In 2018, when the Vatican commissioned a life-size presepio, Conservative journalists and bloggers jockeyed to be first in at the kill when they became aware that the Nativity scene in question features an exceptionally well-developed man, nel nudo, lounging about as a second fellow drapes a bit of cloth over his vulnerable pudendum. People seemed worried that it was a hat-tip to the Lavender Mafia. Perhaps so. To me, it seemed closer in kin and kind to a 1970s Stretch Armstrong doll. In other words, it seemed like kitsch. It seemed like bad art.
Of course, I unfairly focus on decisions made under the auspices of the current pope. There has been plenty of shabby, grotesque, and even blasphemous art installed in the Vatican during the last century. But I will allow the gentle reader to pursue his own rabbit trail down toward the bottom of the raging dumpster-fire of modern art. Not all is wicked in the Modern Wing, of course. There are several pieces that combine expressiveness with both craftsmanship and contemporaneity. One might mention the work of Will Barnet, Pedro Cano, Adolfo Wildt, Francesco Messina and many others. A personal favorite of mine in the collection is Munch’s Il padre in preghiera. All in all, it’s rather a mixed bag.

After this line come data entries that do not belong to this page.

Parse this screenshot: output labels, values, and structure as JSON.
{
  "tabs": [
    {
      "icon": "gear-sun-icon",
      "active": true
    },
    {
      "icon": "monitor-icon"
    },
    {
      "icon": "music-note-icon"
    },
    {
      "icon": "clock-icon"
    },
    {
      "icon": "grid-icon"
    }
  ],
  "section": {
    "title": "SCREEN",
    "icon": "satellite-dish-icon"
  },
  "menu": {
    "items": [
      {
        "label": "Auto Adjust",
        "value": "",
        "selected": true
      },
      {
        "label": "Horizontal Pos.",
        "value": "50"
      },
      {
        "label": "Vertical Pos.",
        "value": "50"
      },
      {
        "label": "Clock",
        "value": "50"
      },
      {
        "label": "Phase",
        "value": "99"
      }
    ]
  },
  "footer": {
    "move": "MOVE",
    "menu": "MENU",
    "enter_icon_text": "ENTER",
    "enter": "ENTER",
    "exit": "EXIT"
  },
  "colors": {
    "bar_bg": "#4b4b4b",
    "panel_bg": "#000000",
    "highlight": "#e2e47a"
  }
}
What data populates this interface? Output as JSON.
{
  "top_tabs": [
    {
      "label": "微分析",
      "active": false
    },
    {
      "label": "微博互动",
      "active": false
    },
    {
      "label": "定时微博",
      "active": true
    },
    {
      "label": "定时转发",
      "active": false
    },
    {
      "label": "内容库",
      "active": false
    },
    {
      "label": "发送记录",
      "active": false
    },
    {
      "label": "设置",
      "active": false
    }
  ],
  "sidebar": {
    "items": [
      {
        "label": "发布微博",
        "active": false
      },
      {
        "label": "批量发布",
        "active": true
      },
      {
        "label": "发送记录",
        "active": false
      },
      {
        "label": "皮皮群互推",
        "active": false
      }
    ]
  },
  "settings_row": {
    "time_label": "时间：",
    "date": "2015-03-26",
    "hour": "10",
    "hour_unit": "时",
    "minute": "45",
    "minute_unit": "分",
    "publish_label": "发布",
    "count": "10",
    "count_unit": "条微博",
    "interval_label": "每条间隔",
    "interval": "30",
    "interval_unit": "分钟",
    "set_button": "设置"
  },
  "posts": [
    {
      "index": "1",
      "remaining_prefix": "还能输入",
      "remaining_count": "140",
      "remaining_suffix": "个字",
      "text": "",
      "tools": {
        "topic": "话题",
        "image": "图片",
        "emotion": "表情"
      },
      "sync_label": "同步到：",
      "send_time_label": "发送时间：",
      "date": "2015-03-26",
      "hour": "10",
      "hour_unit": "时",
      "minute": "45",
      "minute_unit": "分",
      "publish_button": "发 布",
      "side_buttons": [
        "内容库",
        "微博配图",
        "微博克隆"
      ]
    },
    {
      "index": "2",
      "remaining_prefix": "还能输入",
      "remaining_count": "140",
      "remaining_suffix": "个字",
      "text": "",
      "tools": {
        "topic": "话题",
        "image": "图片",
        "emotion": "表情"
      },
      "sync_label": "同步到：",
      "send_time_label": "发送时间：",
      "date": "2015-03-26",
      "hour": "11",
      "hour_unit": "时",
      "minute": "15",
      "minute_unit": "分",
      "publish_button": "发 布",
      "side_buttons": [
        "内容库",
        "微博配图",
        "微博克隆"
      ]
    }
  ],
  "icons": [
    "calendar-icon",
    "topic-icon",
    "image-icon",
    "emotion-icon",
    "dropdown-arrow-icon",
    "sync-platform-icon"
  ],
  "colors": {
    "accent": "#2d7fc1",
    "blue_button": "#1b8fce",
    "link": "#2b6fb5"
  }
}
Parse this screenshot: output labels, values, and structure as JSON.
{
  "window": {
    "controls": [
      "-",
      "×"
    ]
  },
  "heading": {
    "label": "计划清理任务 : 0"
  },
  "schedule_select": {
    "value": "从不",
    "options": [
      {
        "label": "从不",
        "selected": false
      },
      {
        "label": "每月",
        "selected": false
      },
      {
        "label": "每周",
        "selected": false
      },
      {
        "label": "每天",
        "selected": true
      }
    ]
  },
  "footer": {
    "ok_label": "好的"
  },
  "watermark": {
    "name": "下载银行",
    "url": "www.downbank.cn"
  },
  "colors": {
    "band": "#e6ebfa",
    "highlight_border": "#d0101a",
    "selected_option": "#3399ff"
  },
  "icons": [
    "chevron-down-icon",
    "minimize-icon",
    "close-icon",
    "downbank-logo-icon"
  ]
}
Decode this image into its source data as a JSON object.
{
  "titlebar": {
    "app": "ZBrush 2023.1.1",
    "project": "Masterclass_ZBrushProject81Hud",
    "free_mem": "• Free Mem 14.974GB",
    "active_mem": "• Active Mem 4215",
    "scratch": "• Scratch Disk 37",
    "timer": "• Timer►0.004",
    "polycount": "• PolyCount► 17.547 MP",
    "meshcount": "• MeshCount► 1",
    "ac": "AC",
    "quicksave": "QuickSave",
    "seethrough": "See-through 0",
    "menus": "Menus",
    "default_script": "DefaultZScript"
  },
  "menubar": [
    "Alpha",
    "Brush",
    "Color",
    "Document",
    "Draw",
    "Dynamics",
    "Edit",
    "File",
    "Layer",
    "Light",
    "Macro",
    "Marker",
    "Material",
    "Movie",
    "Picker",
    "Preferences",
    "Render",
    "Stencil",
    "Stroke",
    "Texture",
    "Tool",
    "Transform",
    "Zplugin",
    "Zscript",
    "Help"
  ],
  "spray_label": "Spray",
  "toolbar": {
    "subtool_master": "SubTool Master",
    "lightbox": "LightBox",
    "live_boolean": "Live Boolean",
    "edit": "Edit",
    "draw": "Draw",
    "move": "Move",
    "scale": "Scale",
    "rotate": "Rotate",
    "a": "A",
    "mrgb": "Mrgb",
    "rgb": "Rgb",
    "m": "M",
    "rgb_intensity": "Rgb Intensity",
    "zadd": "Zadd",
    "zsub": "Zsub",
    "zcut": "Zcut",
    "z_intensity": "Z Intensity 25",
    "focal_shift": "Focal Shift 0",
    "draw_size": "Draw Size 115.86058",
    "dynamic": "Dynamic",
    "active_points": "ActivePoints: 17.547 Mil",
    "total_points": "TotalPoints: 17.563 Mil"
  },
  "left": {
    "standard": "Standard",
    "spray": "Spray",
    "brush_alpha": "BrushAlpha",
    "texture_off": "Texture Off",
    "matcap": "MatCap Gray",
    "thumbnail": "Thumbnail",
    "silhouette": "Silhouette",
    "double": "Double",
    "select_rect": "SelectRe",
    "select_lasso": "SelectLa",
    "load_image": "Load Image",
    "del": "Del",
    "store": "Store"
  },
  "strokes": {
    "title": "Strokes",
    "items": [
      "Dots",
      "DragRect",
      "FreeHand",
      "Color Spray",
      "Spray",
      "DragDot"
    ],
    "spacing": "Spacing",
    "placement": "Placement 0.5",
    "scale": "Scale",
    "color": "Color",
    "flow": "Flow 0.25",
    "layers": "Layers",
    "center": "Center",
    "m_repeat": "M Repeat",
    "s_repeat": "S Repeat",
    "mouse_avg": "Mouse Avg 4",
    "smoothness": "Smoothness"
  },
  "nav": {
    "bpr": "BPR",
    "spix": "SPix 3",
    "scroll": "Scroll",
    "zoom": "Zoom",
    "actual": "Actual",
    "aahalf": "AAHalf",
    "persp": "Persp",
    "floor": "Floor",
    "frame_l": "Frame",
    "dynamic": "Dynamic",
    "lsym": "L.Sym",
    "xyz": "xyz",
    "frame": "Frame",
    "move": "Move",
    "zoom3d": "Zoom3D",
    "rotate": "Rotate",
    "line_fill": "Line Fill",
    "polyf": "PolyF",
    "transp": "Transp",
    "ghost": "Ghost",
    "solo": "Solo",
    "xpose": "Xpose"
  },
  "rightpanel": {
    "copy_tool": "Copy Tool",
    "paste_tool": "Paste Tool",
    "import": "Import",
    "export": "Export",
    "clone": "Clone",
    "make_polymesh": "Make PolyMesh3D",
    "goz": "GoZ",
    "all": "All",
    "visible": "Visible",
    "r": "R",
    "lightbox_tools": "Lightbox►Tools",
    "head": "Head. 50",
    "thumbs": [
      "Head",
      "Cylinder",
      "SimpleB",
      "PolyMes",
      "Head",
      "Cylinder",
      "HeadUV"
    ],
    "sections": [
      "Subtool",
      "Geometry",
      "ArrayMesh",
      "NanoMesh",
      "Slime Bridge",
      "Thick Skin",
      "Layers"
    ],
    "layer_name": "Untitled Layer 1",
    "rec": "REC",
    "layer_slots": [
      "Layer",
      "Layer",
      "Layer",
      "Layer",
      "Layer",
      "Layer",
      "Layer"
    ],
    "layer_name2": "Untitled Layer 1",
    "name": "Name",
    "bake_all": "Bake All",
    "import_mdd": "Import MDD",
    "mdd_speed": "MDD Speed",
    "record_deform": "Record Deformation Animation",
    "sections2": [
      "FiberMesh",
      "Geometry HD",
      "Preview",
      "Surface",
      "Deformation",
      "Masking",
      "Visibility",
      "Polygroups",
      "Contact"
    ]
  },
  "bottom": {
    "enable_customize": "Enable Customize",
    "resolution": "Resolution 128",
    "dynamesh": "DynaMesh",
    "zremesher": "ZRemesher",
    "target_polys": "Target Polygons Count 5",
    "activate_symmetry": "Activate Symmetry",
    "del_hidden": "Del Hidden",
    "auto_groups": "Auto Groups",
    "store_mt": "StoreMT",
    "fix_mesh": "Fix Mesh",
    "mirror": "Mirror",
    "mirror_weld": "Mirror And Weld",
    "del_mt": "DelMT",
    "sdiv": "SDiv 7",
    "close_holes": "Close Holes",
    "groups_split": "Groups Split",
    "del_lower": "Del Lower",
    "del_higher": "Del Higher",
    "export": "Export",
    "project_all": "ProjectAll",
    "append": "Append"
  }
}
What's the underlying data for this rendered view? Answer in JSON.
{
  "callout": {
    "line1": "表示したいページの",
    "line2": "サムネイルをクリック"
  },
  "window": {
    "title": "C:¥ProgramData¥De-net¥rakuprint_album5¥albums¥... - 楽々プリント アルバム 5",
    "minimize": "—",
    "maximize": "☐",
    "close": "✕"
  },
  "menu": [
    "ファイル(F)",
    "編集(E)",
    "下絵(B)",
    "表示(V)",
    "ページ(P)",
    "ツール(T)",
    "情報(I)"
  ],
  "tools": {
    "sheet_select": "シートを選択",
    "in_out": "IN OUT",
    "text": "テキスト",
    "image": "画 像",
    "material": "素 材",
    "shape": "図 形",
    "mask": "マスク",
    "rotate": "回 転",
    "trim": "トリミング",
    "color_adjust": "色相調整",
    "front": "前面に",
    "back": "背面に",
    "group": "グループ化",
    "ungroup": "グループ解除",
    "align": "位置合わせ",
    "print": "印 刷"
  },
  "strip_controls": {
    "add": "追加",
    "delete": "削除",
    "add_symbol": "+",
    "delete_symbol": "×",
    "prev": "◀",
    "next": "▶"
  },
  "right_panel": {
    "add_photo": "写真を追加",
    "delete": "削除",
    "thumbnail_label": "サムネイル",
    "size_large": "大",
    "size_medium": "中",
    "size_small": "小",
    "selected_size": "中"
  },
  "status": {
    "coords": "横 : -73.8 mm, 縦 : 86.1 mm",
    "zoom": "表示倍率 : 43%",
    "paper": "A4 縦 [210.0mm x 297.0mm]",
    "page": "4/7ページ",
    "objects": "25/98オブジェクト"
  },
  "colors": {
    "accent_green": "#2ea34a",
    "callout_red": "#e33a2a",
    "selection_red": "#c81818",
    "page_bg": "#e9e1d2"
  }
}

It’s easy for people to shift weight in the ergonomic rolling desk chairs and lament the decline of sacred art. It is easy to say, “If only we had sound teaching, we would have sound art.”
But frankly, it’s not that simple. As Dana Goia put it:
The Catholic subculture seems conspicuously uninterested in the arts. What absorbs the Catholic intellectual media is politics, mostly conducted in secular terms—a dreary battle of Right versus Left for the soul of the American Church. If the soul of Roman Catholicism is to be found in partisan politics, then its probably time to shutter up the chapel…. If Catholic Christianity does not offer a vision of existence that transcends the election cycle, if our redemption is social and our resurrection economic, then its time to render everything up to Caesar.
In short, we have only ourselves to blame.